Indian mutineers blown apart, wounding civilian spectators

Suspect mutineers about to be blown from the guns.
Watercolour by Orlando Norie via the National Army Museum.

17 June 1857

Today in 1857, British troops, having disarmed Indian mutineers at Lahore the previous month, executed twelve of them. Two by hanging, one of whom ‘lingered out for a considerable time, as the knot slipped under his chin,’ and a further ten by lashing them to the cannons and then loading blank cartridges so as to blow their bodies apart, with blood and body parts raining down on the civilian spectators.1 A correspondent of the Lahore Chronicle described the horrors of the ‘lesson’ –

‘The scene and stench were overpowering; I felt myself terribly convulsed, and observed that the numerous native spectators were awe stricken; and they not only trembled like aspen leaves, but also changed into unnatural hues. The lesson, I trust, will not be lost on them. Precaution was not taken to remove the sponge and load men from near the muzzles of the guns; the consequence was, that they were greatly bespattered with blood, and one man in particular received a stunning blow from a shivered arm.

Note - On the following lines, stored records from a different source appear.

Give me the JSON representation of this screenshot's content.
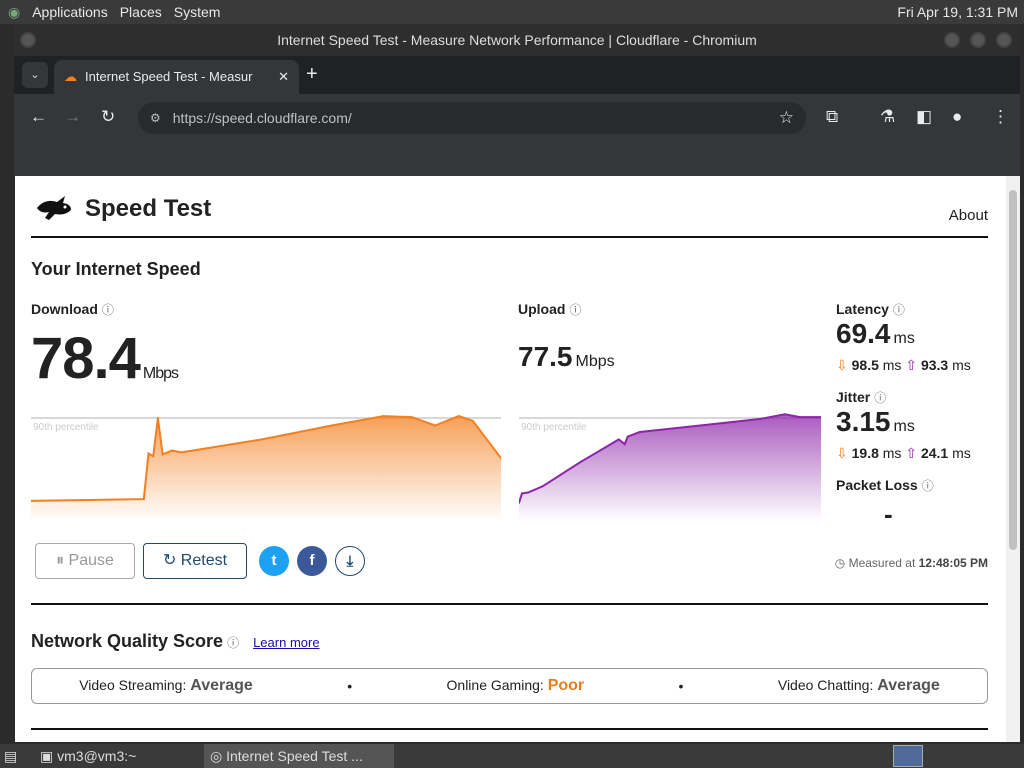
{
  "desktop": {
    "menus": [
      "Applications",
      "Places",
      "System"
    ],
    "clock": "Fri Apr 19,  1:31 PM"
  },
  "window": {
    "title": "Internet Speed Test - Measure Network Performance | Cloudflare - Chromium"
  },
  "browser": {
    "tab_title": "Internet Speed Test - Measur",
    "url": "https://speed.cloudflare.com/"
  },
  "page": {
    "brand": "Speed Test",
    "about": "About",
    "section_title": "Your Internet Speed",
    "download": {
      "label": "Download",
      "value": "78.4",
      "unit": "Mbps"
    },
    "upload": {
      "label": "Upload",
      "value": "77.5",
      "unit": "Mbps"
    },
    "latency": {
      "label": "Latency",
      "value": "69.4",
      "unit": "ms",
      "down": "98.5",
      "up": "93.3",
      "sub_unit": "ms"
    },
    "jitter": {
      "label": "Jitter",
      "value": "3.15",
      "unit": "ms",
      "down": "19.8",
      "up": "24.1",
      "sub_unit": "ms"
    },
    "packet_loss": {
      "label": "Packet Loss",
      "value": "-"
    },
    "percentile_label": "90th percentile",
    "pause": "Pause",
    "retest": "Retest",
    "measured_prefix": "Measured at",
    "measured_time": "12:48:05 PM",
    "nq_title": "Network Quality Score",
    "learn_more": "Learn more",
    "nq": [
      {
        "label": "Video Streaming:",
        "value": "Average"
      },
      {
        "label": "Online Gaming:",
        "value": "Poor"
      },
      {
        "label": "Video Chatting:",
        "value": "Average"
      }
    ]
  },
  "colors": {
    "download": "#f38020",
    "upload": "#8e24aa",
    "poor": "#e67e22"
  },
  "taskbar": {
    "items": [
      "vm3@vm3:~",
      "Internet Speed Test ..."
    ]
  },
  "chart_data": [
    {
      "type": "area",
      "name": "Download",
      "x": [
        0,
        24,
        25,
        26,
        27,
        28,
        30,
        32,
        49,
        64,
        75,
        81,
        86,
        91,
        94,
        100
      ],
      "y": [
        11.6,
        13.2,
        53.6,
        51.2,
        85,
        52.8,
        56.1,
        54.5,
        66,
        78.4,
        86.7,
        85.8,
        78.4,
        86.7,
        82.5,
        49.5
      ],
      "reference_line": "90th percentile"
    },
    {
      "type": "area",
      "name": "Upload",
      "x": [
        0,
        1,
        3,
        8,
        20,
        33,
        35,
        36,
        40,
        60,
        80,
        88,
        93,
        100
      ],
      "y": [
        9.9,
        18.2,
        19,
        24.8,
        45.4,
        66,
        61.9,
        68.5,
        72.6,
        78.4,
        84.2,
        88.3,
        85.8,
        85.8
      ],
      "reference_line": "90th percentile"
    }
  ]
}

It would appear that some of the artillery guns, by oversight, were loaded with grapeshot, instead of blank cartridge only.  The guns were faced towards some of the spectators, five of whom have been severely wounded; two were shot through the thigh, one at the ankle, one through the calf, and another in the heel.’2

FOOTNOTES

  1. The Lahore Chronicle, 17 June 1857, quoted in ‘Execution of Mutineers at Lahore,’ The Dundee Courier, 5 August 1857.
  2. The Lahore Chronicle, 17 June 1857, quoted in ‘Execution of Mutineers at Lahore,’ The Dundee Courier, 5 August 1857.